Pada masa khalifah Umar Bin Khattab, setiap puisi yang bagus dan menggugah keimanan dipajang di dinding Ka'bah. Saidina Ali pernah berkata, "Kalau ingin anakmu cerdas, ajari dia sastra." 

Ungkapan dari sahabat Nabi Muhammad SAW ini menunjukkan bahwa bahasa sastra punya nilai rasa yang tinggi. Dari beberapa buku yang penulis baca, bahasa sastra selain bernilai estetika juga berpengaruh terhadap kehidupan, baik individu maupun kelompok.

Sastra Islam di Nusantara.  Jejak Para Pujangga

Perkembangan sastra Indonesia sendiri dimulai dari peradaban bahasa Melayu. Muncullah tokoh-tokoh seperti Hamzah Al-Fansuri sebagai penyair yang mendunia, khususnya di Asia Tenggara

Pujangga asal Aceh ini telah meletakkan dasar-dasar perpuisian Indonesia lewat syairnya yang terkenal, yaitu 'Syair Perahu'. Walaupun literatur dan manuskrip syair beliau sulit ditemukan. 

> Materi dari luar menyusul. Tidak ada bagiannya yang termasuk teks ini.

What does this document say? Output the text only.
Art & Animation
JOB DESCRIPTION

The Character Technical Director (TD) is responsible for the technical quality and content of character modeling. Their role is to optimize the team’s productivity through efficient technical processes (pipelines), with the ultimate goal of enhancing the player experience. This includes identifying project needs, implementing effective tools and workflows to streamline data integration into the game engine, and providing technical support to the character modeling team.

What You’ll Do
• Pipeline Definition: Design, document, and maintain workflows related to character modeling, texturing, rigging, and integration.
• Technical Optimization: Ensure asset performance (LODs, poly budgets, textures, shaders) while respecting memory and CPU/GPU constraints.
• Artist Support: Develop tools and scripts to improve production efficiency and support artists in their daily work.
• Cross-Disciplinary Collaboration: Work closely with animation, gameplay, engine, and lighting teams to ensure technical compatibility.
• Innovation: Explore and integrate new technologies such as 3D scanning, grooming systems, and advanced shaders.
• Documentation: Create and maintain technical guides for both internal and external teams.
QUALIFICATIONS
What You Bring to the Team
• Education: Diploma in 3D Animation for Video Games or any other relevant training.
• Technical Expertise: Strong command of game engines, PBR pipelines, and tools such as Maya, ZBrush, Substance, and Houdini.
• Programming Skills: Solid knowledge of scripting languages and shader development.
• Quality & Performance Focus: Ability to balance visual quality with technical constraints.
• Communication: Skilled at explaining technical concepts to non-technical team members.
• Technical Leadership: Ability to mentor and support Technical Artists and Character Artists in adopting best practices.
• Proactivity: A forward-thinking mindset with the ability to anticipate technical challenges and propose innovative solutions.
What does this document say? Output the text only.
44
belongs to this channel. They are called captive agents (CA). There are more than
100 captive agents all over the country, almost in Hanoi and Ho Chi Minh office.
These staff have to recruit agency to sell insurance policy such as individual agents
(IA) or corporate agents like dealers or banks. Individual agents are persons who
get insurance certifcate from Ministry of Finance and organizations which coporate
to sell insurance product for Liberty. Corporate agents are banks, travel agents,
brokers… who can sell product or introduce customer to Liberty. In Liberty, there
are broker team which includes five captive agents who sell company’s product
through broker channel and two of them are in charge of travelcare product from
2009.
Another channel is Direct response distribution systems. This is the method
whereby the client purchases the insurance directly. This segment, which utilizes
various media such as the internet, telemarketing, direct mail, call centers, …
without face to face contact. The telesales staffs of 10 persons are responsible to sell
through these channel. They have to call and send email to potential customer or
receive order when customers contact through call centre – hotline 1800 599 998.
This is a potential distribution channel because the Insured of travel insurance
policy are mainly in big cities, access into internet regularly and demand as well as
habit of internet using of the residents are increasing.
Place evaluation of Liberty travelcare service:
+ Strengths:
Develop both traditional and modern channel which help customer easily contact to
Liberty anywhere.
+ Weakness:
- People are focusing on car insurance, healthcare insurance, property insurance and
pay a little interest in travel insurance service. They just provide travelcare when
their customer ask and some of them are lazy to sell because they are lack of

Kebanyakan hasil karya sang pujangga ini atau ulama besar dari Aceh yang menuntut ilmu di Arab Saudi dibakar oleh rivalnya, yaitu Nuruddin Ar-Raniry, Ketua Majelis Ulama pada masa kerajaan Iskandar Muda, yang menganggap semua karya Hamzah Al-Fansuri mengandung kesyirikan. 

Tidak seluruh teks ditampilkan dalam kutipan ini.